Red Bull’s preferred method of winning races is to do the damage to the opposition at the start, create a margin and then manage the race from there. But the lap time traces from the German Grand Prix show that Lotus got a bit too close for comfort, according to JA on F1 technical adviser Mark Gillan.
“Vettel tends not to push too hard in the second half of the race,” says Gillan. “But in Germany he had to push because Raikkonen was catching. If you study the traces you can see that Raikkonen took a bit too much out of the soft tyres in the final stint, so he didn’t have the pace in the last few laps. In my view it is not the case that if he had had a few more laps he might have won. Raikkonen’s tyres were not in good shape.”
The later stages of the race are to the right in the graph. You can see the curve rises as the lap times drop off. Despite falling just short in Germany, these fuel corrected traces show that the Lotus was as fast, if not a shade faster than the Red Bull. They are likely to contend for victory with Red Bull again in Hungary, although Mercedes looks a shoe-in for pole position in Budapest.
Lotus may be coming good at the right time. After the summer shutdown – a compulsory two week factory closure in August following the Hungarian Grand Prix, most teams will focus attention on the 2014 cars. So the state of play may not change as much during the second half of the season as in previous seasons.
So arguably the opportunity for Lotus is on the 2013 car; there is a very real possibility of finishing second in the Constructors’ Championship, which carries a significant financial benefit. It is likely that Romain Grosjean will have a stronger second half of the season as he went better on last year’s tyres than he has on this year’s and the new specification Pirellis, from Hungary onwards, will be similar to the 2012 models.
At the team’s factories there will be two design groups, battling for time in the wind tunnel and CFD departments. After the shutdown the 2013 group will lose the initiative to the 2014 group, as the rate of development on the 2014 project is very rapid and the management will be nervous about losing ground to rivals on 2014 development. There are quite a few areas of carry-over for 2013 to 2014 and these will continue.

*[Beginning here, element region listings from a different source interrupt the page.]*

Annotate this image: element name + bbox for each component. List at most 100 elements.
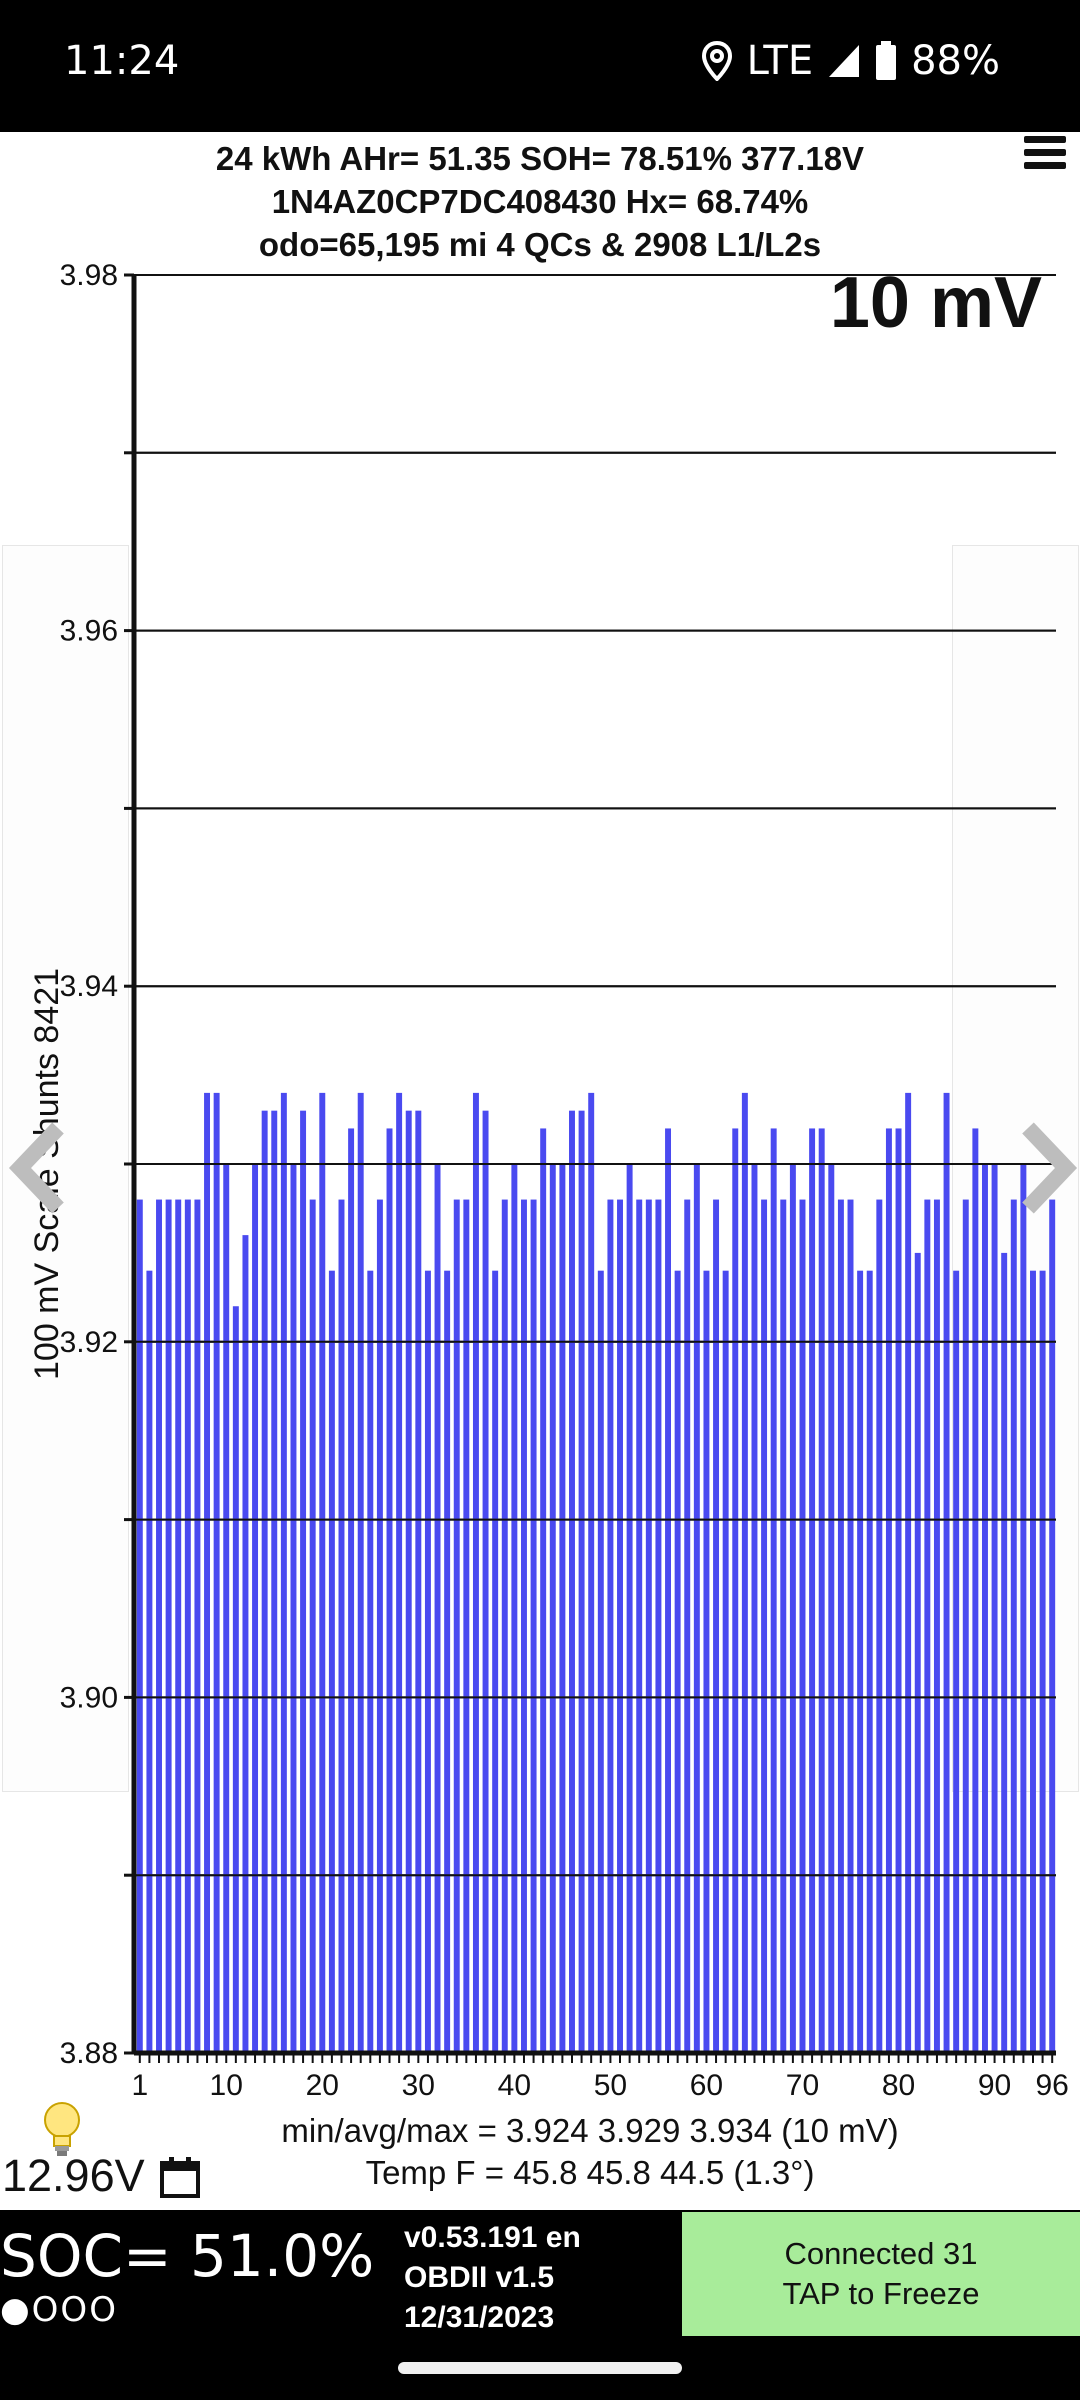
- status-right: LTE 88%: [701, 38, 1000, 84]
- bar-cell-40: [511, 1164, 518, 2053]
- bar-cell-33: [444, 1270, 451, 2053]
- bar-cell-7: [194, 1199, 201, 2053]
- aux-battery-voltage: 12.96V: [2, 2150, 145, 2201]
- connection-dots: ●OOO: [0, 2290, 118, 2330]
- bar-cell-22: [338, 1199, 345, 2053]
- bar-cell-53: [636, 1199, 643, 2053]
- bar-cell-29: [405, 1110, 412, 2053]
- bar-cell-64: [741, 1092, 748, 2053]
- bar-cell-65: [751, 1164, 758, 2053]
- bar-cell-4: [165, 1199, 172, 2053]
- bar-cell-82: [914, 1252, 921, 2053]
- bar-cell-16: [280, 1092, 287, 2053]
- bar-cell-50: [607, 1199, 614, 2053]
- bar-cell-20: [319, 1092, 326, 2053]
- bar-cell-15: [271, 1110, 278, 2053]
- previous-page-arrow-icon[interactable]: [8, 1120, 68, 1216]
- bar-cell-68: [780, 1199, 787, 2053]
- x-tick-label: 70: [786, 2069, 819, 2102]
- battery-icon: [875, 41, 897, 81]
- y-tick-label: 3.90: [60, 1681, 118, 1714]
- calendar-icon[interactable]: [160, 2156, 200, 2198]
- x-tick-label: 10: [210, 2069, 243, 2102]
- bar-cell-77: [866, 1270, 873, 2053]
- state-of-charge: SOC= 51.0%: [0, 2222, 375, 2290]
- status-time: 11:24: [64, 38, 180, 84]
- bar-cell-79: [885, 1128, 892, 2053]
- bar-cell-96: [1049, 1199, 1056, 2053]
- bar-cell-6: [184, 1199, 191, 2053]
- bar-cell-8: [204, 1092, 211, 2053]
- bar-cell-41: [520, 1199, 527, 2053]
- bar-cell-62: [722, 1270, 729, 2053]
- x-tick-label: 60: [690, 2069, 723, 2102]
- bar-cell-95: [1039, 1270, 1046, 2053]
- y-tick-label: 3.98: [60, 260, 118, 292]
- x-tick-label: 50: [594, 2069, 627, 2102]
- bar-cell-25: [367, 1270, 374, 2053]
- bar-cell-92: [1010, 1199, 1017, 2053]
- x-tick-label: 20: [306, 2069, 339, 2102]
- x-tick-label: 90: [978, 2069, 1011, 2102]
- bar-cell-86: [953, 1270, 960, 2053]
- bar-cell-38: [492, 1270, 499, 2053]
- bar-cell-93: [1020, 1164, 1027, 2053]
- scale-label[interactable]: 10 mV: [829, 263, 1042, 343]
- bar-cell-44: [549, 1164, 556, 2053]
- bar-cell-51: [617, 1199, 623, 2053]
- bar-cell-10: [223, 1164, 230, 2053]
- lightbulb-icon[interactable]: [40, 2100, 84, 2158]
- bar-cell-17: [290, 1164, 297, 2053]
- x-tick-label: 1: [131, 2069, 148, 2102]
- bar-cell-30: [415, 1110, 422, 2053]
- bar-cell-46: [569, 1110, 575, 2053]
- bar-cell-58: [684, 1199, 691, 2053]
- bar-cell-55: [655, 1199, 662, 2053]
- bar-cell-9: [213, 1092, 220, 2053]
- bar-cell-37: [482, 1110, 489, 2053]
- bar-cell-94: [1030, 1270, 1036, 2053]
- bar-cell-39: [501, 1199, 508, 2053]
- bar-cell-2: [146, 1270, 153, 2053]
- y-tick-label: 3.88: [60, 2037, 118, 2070]
- header-line-odometer: odo=65,195 mi 4 QCs & 2908 L1/L2s: [258, 226, 822, 263]
- bar-cell-90: [991, 1164, 998, 2053]
- bar-cell-72: [818, 1128, 825, 2053]
- bar-cell-35: [463, 1199, 470, 2053]
- bar-cell-49: [597, 1270, 604, 2053]
- hamburger-menu-icon[interactable]: [1024, 136, 1066, 176]
- bar-cell-24: [357, 1092, 364, 2053]
- connection-freeze-button[interactable]: Connected 31 TAP to Freeze: [682, 2212, 1080, 2336]
- x-tick-label: 40: [498, 2069, 531, 2102]
- cell-voltage-bar-chart[interactable]: 3.88 3.90 3.92 3.94 3.96 3.98 1 10 20 30 40 50 60 70 8…: [0, 260, 1080, 2110]
- next-page-arrow-icon[interactable]: [1018, 1120, 1078, 1216]
- header-line-vin: 1N4AZ0CP7DC408430 Hx= 68.74%: [271, 183, 809, 220]
- bar-cell-71: [809, 1128, 816, 2053]
- bar-cell-63: [732, 1128, 739, 2053]
- bar-cell-13: [252, 1164, 259, 2053]
- obd-version: OBDII v1.5: [404, 2261, 555, 2294]
- bar-cell-70: [799, 1199, 806, 2053]
- bar-cell-88: [972, 1128, 979, 2053]
- bar-cell-5: [175, 1199, 182, 2053]
- bar-cell-11: [232, 1306, 239, 2053]
- bar-cell-47: [578, 1110, 585, 2053]
- network-type: LTE: [746, 38, 814, 84]
- header-line-capacity: 24 kWh AHr= 51.35 SOH= 78.51% 377.18V: [215, 140, 865, 177]
- home-gesture-handle[interactable]: [398, 2362, 682, 2374]
- signal-icon: [827, 43, 861, 79]
- bar-cell-21: [328, 1270, 335, 2053]
- bar-cell-31: [424, 1270, 431, 2053]
- bar-cell-12: [242, 1235, 249, 2053]
- bar-cell-14: [261, 1110, 268, 2053]
- build-date: 12/31/2023: [404, 2301, 555, 2334]
- bar-cell-91: [1001, 1252, 1008, 2053]
- bar-cell-81: [905, 1092, 912, 2053]
- bar-cell-45: [559, 1164, 566, 2053]
- location-icon: [701, 41, 733, 81]
- bar-cell-59: [693, 1164, 700, 2053]
- freeze-hint: TAP to Freeze: [782, 2276, 980, 2311]
- bar-cell-80: [895, 1128, 902, 2053]
- bar-cell-54: [645, 1199, 652, 2053]
- bar-cell-42: [530, 1199, 537, 2053]
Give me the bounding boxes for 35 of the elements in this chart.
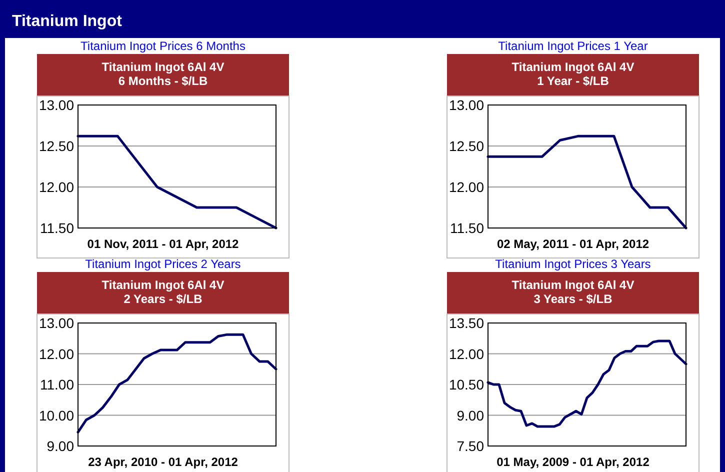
y-tick-label: 10.50 (448, 376, 484, 392)
y-tick-label: 12.00 (38, 179, 74, 195)
line-series (76, 333, 278, 434)
chart-title: Titanium Ingot Prices 3 Years (495, 257, 651, 271)
chart-title: Titanium Ingot Prices 6 Months (80, 39, 246, 53)
y-tick-label: 9.00 (456, 407, 484, 424)
y-tick-label: 12.50 (448, 138, 484, 154)
chart-title: Titanium Ingot Prices 2 Years (85, 257, 241, 271)
text: Titanium Ingot (12, 13, 123, 30)
y-tick-label: 10.00 (38, 407, 74, 424)
y-tick-label: 7.50 (456, 438, 484, 454)
x-axis-title: 02 May, 2011 - 01 Apr, 2012 (496, 237, 650, 251)
line-series (486, 134, 688, 230)
y-tick-label: 12.00 (448, 346, 484, 362)
y-tick-label: 9.00 (46, 438, 74, 454)
y-tick-label: 13.50 (448, 315, 484, 331)
y-tick-label: 13.00 (448, 97, 484, 113)
y-tick-label: 11.50 (450, 220, 484, 236)
y-tick-label: 12.50 (38, 138, 74, 154)
y-tick-label: 11.50 (40, 220, 74, 236)
y-tick-label: 12.00 (448, 179, 484, 195)
x-axis-title: 23 Apr, 2010 - 01 Apr, 2012 (88, 455, 238, 469)
chart-subtitle: Titanium Ingot 6Al 4V 6 Months - $/LB (102, 60, 224, 88)
chart-subtitle: Titanium Ingot 6Al 4V 3 Years - $/LB (512, 278, 634, 306)
y-tick-label: 13.00 (38, 97, 74, 113)
chart-subtitle: Titanium Ingot 6Al 4V 1 Year - $/LB (512, 60, 634, 88)
x-axis-title: 01 Nov, 2011 - 01 Apr, 2012 (87, 237, 240, 251)
y-tick-label: 11.00 (40, 376, 74, 392)
y-tick-label: 12.00 (38, 346, 74, 362)
x-axis-title: 01 May, 2009 - 01 Apr, 2012 (496, 455, 650, 469)
chart-title: Titanium Ingot Prices 1 Year (498, 39, 648, 53)
line-series (486, 340, 688, 428)
line-series (76, 134, 278, 230)
y-tick-label: 13.00 (38, 315, 74, 331)
chart-subtitle: Titanium Ingot 6Al 4V 2 Years - $/LB (102, 278, 224, 306)
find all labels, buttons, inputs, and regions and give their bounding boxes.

Mercedes clearly has to keep working on its thermal management of tyres in races as this will be a carry-over weakness in 2014 if it does not address it. Force India will want to stay ahead of McLaren, but will be torn on splitting their limited resources.
It is a huge job to master the new 2014 hybrid powertrains and incorporate them into a new chassis design with significant aerodynamic changes. Lotus team principal Eric Boullier told this website last week that he is “very optimistic” about the 2014 car because Lotus started work on it a long time ago.